My understanding is that V3 increases all RX windows to at least 5 seconds, and Packet Broker effectively allows routing of traffic from a given gateway to multiple network server stack instances.
That leaves me curious about:
How are time-conflicting downlink transmit requests from distinct servers to the same gateway handled? Obviously, actual conflicts result in a rejection, but is it done in a way where the “loser” could instead route the downlink through another gateway that might have had an only slightly weaker uplink report and if it were on a different spreading factor or especially frequency than the packet conflicting in time, have it work? Or is fallback still not possible, such that if the ideal gateway is busy then downlink silently fails?
Are downlink requests queued in the infrastructure or on the gateway? Early packet forwarders could not handle a new downlink request when they already had one outstanding, so to enforce ordering no matter what the RX delay, packets were held in the network and only pushed to the gateway just before transmission, meaning that even the long join RX1/RX2 could conceivably not arrive at the gateway in time. Modern packet forwarders implement a “jit queue” and can accept multiple outstanding requests even out of order, theoretically permitting packets to be staged to the gateway as soon as generated, and the increased RX delays to truly be leveraged for reliability. But does the downlink mechanism in V3 and packet broker assume a packet forwarder with the jit queue? Does it have a way to check?
I can comment on the situation without Packet Broker.

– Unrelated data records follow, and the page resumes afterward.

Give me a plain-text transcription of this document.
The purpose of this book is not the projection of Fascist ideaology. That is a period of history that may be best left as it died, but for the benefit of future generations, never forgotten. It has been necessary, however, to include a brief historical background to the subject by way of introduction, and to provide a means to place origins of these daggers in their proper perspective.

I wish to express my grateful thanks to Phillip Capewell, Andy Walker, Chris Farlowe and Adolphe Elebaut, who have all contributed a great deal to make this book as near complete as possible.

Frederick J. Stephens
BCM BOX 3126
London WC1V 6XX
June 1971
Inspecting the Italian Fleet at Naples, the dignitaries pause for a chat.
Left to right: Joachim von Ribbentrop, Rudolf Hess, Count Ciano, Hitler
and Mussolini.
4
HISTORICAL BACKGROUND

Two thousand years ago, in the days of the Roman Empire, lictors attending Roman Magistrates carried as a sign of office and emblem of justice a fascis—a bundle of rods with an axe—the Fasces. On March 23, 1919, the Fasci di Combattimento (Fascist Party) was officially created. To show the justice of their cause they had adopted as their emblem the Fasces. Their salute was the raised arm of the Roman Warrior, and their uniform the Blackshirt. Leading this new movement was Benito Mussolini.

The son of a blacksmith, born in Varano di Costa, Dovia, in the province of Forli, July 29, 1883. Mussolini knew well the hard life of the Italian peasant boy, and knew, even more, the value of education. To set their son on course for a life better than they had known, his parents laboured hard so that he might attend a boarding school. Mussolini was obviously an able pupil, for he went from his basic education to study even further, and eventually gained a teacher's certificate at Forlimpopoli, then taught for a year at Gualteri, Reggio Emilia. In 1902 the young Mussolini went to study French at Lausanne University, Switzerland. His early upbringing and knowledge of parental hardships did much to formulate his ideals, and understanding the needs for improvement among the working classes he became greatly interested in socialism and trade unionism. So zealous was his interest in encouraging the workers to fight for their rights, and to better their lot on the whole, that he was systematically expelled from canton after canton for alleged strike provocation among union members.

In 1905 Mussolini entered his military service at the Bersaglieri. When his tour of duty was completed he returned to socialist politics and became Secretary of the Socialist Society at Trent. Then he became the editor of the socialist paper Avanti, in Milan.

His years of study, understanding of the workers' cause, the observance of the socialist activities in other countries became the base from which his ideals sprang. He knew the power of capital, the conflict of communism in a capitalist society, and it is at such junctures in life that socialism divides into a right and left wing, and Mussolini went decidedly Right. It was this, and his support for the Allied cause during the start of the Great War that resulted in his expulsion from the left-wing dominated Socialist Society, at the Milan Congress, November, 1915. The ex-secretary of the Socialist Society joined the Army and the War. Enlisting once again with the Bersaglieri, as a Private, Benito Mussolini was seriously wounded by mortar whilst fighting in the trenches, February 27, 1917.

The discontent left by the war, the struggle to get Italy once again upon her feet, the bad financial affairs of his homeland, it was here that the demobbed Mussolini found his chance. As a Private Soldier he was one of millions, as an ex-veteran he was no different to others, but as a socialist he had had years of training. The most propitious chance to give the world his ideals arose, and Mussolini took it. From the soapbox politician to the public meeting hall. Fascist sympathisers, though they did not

The Gateway Server keeps a transmit schedule for each gateway. It will reject downlinks if (1) there is a conflicting transmission, (2) it would violate time-off-air (in applicable regions) or (3) it would violate the duty cycle (in applicable regions). Such a rejection is then communicated back to the Network Server, which will retry on the next gateway, and the next, etc.
The Gateway Server assumes that gateways have a JIT queue, but you can configure your gateway registration in The Things Stack with the “schedule downlink late” option if your gateway doesn’t have a JIT queue.
with Packet Broker, the Packet Broker Agent takes the role of Network Server, but I don’t know how rejections are handled by the Packet Broker Agent.
Hi, I looked (shortly!) at the packet broker API proto files and found:
If I interpret this right, the return values do not contain a denied option for a downlink route from packet broker to a forwarder. But I am pretty sure there is more to it…as always.
They are not conveyed back to the Network Server for retry. The plan is to do that.
Your interpretation is correct.
If there’s gonna be a notification back from the Forwarder that the downlink has been scheduled and transmitted, then it will be on a separate channel. I.e., the Forwarder will send a message with the updated message state, and we’ll be adding some error and success codes.
Hi there again,
am I reading this right that these are the (maybe first) steps needed to report a failed or successful downlink back to the sender allowing (later) some alternative routing options?